Что значит – «Париж»? Русским в России всегда кажется, что за границей – это значит сразу «Париж». Он что, Фейхтвангер, бросит свой банк и уедет с новой женой в Париж?

То, что у банкира был брат писатель, не важно. Разоблачительной опасности он не представлял, в России Лион Фейхтвангер был тогда неизвестен.

Брат Фейхтвангера – это даже лучше, чем сам Фейхтвангер: братством своим он дает и близость к известному человеку, полную его доступность для утонченной и образованной дамы, но сам дает и несравнимо большую респектабельность, приличную отдаленность от немного рискованной с точки зрения комильфо – Boheme.

От такой близости рождаются сероглазые короли.

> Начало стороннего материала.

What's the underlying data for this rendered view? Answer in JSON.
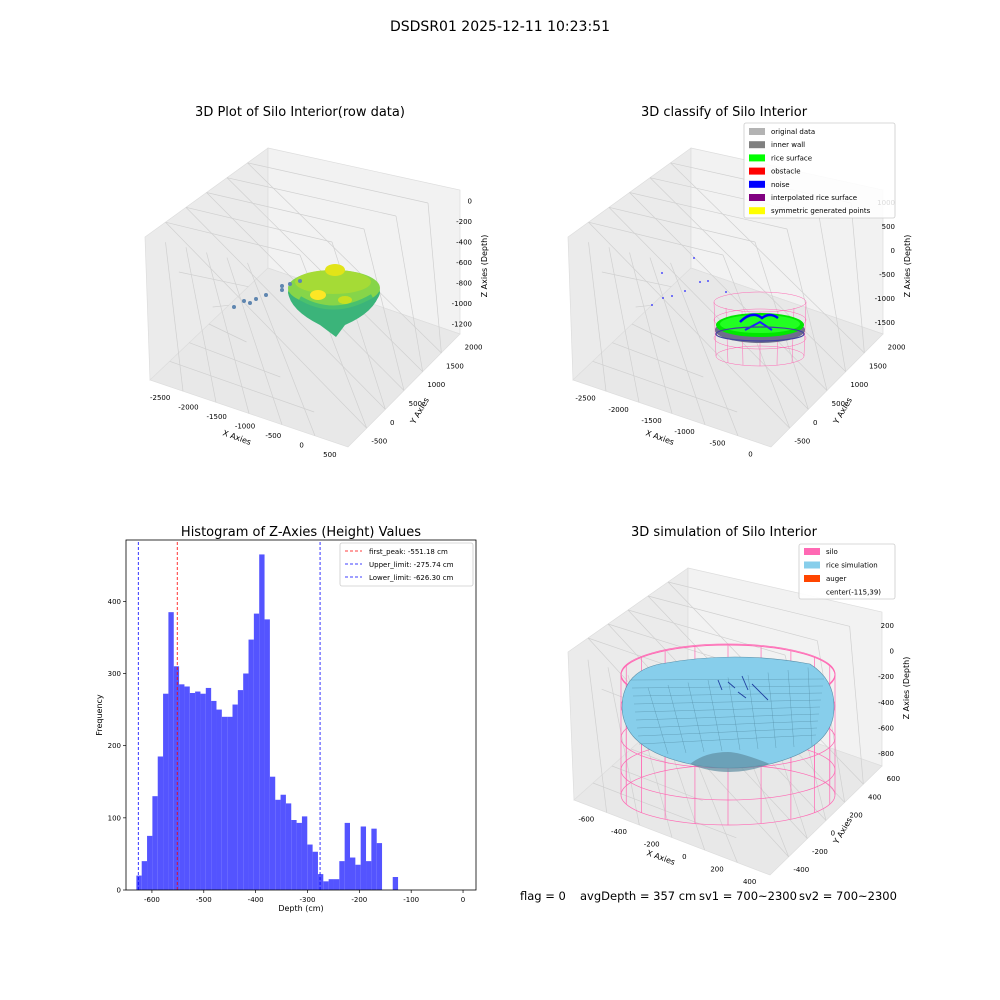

Странный образ, сказочный: 6 августа Женю отправили в пансионат, вероятно, недорогого толка – в переписке фигурирует долг в 10 долларов (это суммы, которыми оперирует Пастернак), а 22-го Женя уже сообщает мужу в письме о предложении, которое ей сделал «печальный, одинокий и трогательный» – «человек». Кто такой – было сказано только сыну, впоследствии, Пастернак ничего не знал, не догадывался. Когда Фейхтвангер (Лион) приезжал в Москву, никаких приветов не привозил, – возможно, Женя не сочла нужным себя называть. Хотя как-то же им надо было начинать знакомство, когда молния-то пролетела, следовало найти приличный предлог представиться друг другу и хоть о чем-то заговорить – где же лучший повод для женщины сообщить хотя бы о своем замужнем статусе, ну а уж потом назвать и фамилии. Странно, как они обошлись без этого. Впрочем, времени было действительно мало, возможно, с предложения он и начал: мол, смотрю-смотрю, дай, думаю, предложу. Вот как решаются судьбы – за две недели (если прямо на следующий день после написания безмятежного письма мужу Евгения Владимировна знакомится с банкиром). Банкир тоже знакомится, влюбляется, делает предложение – не потрудившись узнать поближе, не познакомившись с родней, не вступив даже в интимные отношения (для взрослых людей – более чем естественный шаг, у Жени вроде не было с этим проблем и когда она из девушек замуж выходила), в дамском романе, который Женя писала в своей голове, это было совершенно правдоподобно. И даже то, что она «в некотором роде замужем» – не смущает его.